Wednesday, June 18, 2008

Turning Grief into Action

I just got back from a funeral. Most funerals that I’ve been to have been sad, and the dead person has been mourned, but they’ve been the funerals of older people, and so there isn’t a feeling of surprise. And there hasn’t been the additional element of parental grief. Two that I’ve attended have had the last component: my husband’s cousin, who died in a snowboarding accident, and this one, an infant boy. There’s something sacred and horrific about watching parents bury their child.
I wonder if these deaths feel more tragic because we’re so sheltered from early childhood mortality. Not all of us, of course. Some friends I love lost their son to SIDS years ago, and my cousin died the same way. But over all, I expect that most of us see the possibility of the death of a child as remote, something that happens in Sudan or to our ancestors, but not something that we’re likely to experience. So we watch our kids, we make them wear bug spray and hold their hands when we cross the street. We warn them against strangers and drinking and smoking and unprotected sex. But we believe that medicine can help us prevent childhood illnesses, cure their diseases and ensure that they grow up reasonably healthy. We trust that our schools will prepare them to earn a living, that our churches will keep them out of jail, and that problems, mental, physical and emotional, can be fixed by medicine. So when a friend puts her no longer breathing infant into a white casket and lowers him into the ground, it throws my middle-class suburban world into a tail spin.

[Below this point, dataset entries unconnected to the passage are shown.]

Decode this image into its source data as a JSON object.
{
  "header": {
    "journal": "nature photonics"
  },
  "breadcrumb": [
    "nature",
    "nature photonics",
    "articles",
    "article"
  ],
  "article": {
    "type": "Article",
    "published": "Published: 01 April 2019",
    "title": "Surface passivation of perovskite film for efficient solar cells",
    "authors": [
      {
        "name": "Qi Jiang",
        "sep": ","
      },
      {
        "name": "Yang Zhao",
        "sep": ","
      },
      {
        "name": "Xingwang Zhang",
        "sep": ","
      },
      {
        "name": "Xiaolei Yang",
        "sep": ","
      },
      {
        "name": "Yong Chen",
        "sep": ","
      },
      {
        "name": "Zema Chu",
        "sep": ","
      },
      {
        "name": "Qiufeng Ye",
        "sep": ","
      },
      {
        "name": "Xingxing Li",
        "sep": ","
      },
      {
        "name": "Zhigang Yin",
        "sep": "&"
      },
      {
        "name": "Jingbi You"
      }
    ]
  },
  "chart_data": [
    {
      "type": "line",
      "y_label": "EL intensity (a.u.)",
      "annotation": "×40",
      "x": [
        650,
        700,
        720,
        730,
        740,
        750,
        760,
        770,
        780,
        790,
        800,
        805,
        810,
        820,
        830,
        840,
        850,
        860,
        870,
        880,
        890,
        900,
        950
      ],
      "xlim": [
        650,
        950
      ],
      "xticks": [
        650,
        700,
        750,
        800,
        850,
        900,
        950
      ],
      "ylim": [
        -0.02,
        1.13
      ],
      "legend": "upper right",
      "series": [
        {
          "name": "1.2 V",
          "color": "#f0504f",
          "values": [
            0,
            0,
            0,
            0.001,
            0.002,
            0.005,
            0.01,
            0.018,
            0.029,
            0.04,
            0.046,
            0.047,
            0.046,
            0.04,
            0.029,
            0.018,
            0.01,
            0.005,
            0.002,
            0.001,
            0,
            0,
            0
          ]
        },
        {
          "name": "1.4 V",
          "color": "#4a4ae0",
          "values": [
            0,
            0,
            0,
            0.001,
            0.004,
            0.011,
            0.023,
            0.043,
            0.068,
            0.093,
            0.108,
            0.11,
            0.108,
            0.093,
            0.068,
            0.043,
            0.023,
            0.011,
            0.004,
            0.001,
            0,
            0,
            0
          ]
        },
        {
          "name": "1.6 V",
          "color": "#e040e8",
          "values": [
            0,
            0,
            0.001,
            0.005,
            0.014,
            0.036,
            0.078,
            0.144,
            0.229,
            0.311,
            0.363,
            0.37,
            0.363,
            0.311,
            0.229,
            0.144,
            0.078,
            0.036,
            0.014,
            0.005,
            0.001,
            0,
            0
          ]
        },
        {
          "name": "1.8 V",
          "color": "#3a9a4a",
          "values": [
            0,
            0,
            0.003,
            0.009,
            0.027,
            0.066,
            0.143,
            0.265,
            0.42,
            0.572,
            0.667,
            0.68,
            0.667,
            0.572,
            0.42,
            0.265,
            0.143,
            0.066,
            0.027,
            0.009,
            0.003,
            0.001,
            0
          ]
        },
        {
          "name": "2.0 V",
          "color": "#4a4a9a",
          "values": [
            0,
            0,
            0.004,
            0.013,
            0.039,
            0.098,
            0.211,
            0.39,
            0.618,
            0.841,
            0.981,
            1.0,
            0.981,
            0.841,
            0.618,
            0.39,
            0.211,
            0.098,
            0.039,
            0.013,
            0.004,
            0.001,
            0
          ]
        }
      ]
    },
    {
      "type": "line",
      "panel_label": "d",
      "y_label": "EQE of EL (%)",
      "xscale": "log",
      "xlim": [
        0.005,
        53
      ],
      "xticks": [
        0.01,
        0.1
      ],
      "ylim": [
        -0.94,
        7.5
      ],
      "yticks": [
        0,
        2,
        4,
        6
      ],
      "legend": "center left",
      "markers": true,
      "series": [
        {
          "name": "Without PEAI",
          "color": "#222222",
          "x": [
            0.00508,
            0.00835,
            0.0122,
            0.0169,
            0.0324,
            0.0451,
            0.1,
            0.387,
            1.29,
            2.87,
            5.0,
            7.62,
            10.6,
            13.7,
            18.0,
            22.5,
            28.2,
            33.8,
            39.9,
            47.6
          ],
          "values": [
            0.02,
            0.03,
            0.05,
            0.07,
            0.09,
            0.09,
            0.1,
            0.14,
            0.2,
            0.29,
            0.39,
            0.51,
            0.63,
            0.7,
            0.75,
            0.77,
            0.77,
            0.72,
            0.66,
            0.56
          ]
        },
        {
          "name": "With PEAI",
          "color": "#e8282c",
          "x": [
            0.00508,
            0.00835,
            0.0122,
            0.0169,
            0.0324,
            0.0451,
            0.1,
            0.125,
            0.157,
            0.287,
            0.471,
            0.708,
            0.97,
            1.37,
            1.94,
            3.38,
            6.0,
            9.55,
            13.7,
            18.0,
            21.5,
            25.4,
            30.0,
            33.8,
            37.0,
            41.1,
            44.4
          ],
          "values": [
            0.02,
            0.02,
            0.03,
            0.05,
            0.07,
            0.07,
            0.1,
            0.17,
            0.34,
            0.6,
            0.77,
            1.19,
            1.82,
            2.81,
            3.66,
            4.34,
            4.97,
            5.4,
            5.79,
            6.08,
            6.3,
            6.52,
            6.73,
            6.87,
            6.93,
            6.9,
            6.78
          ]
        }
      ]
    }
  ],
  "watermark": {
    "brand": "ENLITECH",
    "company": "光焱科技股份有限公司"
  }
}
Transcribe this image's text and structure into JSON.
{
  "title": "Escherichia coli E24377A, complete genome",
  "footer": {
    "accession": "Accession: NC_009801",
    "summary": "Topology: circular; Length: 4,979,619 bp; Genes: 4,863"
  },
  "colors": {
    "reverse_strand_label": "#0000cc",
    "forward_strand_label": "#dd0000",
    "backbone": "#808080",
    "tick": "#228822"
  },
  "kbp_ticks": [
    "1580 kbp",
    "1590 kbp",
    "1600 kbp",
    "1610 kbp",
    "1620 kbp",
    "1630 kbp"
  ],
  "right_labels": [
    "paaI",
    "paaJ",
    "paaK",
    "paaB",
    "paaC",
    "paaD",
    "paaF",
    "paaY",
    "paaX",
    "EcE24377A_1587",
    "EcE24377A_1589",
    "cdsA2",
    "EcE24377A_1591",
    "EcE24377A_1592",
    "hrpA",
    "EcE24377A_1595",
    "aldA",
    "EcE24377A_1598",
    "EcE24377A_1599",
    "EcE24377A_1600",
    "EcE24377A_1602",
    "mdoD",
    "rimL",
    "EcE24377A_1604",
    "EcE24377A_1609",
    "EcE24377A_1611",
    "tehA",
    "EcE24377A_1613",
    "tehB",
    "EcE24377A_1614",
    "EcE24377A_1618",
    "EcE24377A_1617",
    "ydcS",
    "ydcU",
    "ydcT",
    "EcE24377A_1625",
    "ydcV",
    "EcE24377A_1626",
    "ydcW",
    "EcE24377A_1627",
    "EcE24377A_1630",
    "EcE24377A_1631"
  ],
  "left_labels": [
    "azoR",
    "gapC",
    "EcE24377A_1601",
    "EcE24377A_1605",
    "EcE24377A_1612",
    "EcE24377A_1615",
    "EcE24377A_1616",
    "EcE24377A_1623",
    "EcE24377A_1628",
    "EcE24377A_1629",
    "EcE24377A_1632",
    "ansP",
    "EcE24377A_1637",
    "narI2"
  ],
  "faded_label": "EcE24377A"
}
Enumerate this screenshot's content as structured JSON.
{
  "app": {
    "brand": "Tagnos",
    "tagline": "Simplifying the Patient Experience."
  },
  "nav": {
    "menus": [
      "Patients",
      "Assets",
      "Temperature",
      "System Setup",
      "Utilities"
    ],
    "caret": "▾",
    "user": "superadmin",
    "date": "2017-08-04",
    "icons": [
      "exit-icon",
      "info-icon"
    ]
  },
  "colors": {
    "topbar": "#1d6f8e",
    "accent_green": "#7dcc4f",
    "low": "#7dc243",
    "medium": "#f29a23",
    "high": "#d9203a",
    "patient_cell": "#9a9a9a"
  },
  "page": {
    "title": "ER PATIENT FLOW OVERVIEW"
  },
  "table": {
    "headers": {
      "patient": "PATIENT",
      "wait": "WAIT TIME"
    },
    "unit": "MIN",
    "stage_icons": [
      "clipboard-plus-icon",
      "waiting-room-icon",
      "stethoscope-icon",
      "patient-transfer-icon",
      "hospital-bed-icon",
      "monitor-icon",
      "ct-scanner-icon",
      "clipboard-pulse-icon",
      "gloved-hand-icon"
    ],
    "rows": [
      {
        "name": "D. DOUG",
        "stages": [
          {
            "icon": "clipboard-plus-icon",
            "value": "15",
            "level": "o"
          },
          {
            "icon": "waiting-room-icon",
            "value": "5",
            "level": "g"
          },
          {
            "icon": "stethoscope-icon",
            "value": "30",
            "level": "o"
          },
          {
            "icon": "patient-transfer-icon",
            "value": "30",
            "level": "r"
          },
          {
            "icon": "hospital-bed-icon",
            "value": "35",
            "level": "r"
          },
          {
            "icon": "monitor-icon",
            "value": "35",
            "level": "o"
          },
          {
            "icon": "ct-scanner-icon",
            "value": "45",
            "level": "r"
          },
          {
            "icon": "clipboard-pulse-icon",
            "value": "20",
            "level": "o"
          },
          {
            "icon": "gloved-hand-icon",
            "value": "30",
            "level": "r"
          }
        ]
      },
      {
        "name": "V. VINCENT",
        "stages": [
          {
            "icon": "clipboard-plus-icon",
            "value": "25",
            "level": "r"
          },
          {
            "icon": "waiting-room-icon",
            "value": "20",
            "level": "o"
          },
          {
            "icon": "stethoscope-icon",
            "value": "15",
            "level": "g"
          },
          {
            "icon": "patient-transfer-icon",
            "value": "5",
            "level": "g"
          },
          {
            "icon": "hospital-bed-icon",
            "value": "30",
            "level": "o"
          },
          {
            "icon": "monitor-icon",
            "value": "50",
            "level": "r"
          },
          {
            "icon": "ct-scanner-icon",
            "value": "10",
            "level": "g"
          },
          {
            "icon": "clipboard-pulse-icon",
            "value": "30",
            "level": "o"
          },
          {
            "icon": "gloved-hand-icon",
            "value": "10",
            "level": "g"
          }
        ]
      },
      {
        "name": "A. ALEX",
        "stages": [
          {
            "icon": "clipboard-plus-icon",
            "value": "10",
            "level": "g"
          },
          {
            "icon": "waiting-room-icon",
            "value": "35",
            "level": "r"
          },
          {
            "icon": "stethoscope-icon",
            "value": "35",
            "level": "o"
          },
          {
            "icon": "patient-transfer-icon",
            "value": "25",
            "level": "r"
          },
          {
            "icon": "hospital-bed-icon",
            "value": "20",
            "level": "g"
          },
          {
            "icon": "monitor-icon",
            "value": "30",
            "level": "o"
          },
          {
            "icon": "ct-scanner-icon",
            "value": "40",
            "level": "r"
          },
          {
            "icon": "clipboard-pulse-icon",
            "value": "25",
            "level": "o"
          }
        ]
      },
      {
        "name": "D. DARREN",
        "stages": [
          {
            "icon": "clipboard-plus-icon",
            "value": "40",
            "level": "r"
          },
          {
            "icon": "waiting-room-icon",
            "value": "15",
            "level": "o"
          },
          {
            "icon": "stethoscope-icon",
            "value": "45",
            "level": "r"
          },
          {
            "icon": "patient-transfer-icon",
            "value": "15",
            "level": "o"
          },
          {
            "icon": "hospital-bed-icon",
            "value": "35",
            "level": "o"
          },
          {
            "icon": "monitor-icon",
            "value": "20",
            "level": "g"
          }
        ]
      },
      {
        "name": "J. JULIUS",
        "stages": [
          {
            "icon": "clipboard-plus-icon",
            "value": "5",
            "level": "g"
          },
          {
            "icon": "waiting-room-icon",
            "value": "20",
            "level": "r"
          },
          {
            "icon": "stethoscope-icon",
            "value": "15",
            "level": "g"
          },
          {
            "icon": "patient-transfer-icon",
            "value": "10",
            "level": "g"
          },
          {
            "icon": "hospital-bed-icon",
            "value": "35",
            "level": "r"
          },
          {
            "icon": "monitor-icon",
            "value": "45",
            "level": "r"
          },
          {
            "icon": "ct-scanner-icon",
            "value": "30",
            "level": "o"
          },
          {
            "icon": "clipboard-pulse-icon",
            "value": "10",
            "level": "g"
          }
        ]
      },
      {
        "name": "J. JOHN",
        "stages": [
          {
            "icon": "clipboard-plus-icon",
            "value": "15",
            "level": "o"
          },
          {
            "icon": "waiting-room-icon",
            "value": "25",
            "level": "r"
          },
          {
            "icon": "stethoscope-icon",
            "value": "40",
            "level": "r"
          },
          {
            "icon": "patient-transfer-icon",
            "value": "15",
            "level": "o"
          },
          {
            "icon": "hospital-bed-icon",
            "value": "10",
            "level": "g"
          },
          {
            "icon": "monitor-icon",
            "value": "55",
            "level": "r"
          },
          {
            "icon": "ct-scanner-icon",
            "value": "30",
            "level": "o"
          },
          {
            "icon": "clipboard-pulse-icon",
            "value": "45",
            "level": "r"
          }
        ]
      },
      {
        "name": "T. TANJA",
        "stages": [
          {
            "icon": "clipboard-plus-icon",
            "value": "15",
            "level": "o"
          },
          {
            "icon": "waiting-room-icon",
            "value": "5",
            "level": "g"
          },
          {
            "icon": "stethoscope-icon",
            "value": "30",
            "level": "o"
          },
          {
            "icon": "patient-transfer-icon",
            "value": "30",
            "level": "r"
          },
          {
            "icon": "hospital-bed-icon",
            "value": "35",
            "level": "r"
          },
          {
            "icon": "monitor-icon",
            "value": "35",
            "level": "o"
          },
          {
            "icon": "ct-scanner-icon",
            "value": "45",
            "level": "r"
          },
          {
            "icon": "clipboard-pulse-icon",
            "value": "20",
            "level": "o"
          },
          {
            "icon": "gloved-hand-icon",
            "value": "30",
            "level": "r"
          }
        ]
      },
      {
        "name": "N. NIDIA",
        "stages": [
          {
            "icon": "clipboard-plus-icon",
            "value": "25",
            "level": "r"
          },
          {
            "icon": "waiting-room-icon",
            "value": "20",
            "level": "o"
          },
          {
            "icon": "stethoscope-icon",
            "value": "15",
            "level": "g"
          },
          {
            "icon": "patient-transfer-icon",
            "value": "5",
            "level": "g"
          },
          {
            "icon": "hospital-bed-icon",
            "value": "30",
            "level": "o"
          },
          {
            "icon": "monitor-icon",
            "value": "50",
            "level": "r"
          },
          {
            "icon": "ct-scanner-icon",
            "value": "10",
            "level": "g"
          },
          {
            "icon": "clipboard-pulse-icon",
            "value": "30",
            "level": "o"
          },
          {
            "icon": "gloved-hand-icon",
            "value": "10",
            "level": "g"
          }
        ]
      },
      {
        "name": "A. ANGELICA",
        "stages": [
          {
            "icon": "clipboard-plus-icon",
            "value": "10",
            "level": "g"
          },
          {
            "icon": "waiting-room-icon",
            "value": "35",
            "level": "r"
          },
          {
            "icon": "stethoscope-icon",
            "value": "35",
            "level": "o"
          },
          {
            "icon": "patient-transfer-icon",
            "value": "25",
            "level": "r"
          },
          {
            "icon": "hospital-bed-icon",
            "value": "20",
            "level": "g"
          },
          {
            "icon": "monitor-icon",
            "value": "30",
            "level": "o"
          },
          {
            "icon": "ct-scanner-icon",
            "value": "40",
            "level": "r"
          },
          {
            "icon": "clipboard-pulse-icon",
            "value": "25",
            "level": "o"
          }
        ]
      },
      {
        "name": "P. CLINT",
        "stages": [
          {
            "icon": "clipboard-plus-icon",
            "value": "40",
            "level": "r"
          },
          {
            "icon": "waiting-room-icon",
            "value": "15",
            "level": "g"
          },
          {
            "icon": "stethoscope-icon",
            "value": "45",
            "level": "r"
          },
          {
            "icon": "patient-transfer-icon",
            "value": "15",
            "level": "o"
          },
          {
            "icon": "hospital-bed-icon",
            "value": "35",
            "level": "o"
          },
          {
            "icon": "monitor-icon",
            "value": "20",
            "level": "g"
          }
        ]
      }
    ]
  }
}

Now, I’m not stupid. I know that plenty of women in my own city watch their children die. They see them suffer from diseases that my children don’t have because we have all the insurance we can handle. They put them to bed without a full belly because there just isn’t a way to pay those bills and feed those children. Their schools will teach them less about earning a living than about getting around authority. I’m not ranting about designer clothes and ballet lessons. I’m thinking about people who work, or would work if they were allowed to, but who can’t provide vegetables every day, who can’t pay for insulin or eyeglasses or the chickenpox vaccine. I’m worried about families who can’t live together because they can’t survive at all that way. I’m thinking about the guys who used to pick my tomatoes, who built my house and who butchered the cow I ate for dinner. I know those people. We used to go to church together. And let me tell you, they aren’t running drugs, using up the welfare system or taking jobs my kids want. But my kids, and I, are sucking the life out of them because I don’t want to pay more than $1/lb for apples.
Fixing those problems wouldn’t have helped my friend, so maybe I should just keep my liberal mouth shut. Or, maybe I should quit moping and actually do something about the problems I can address.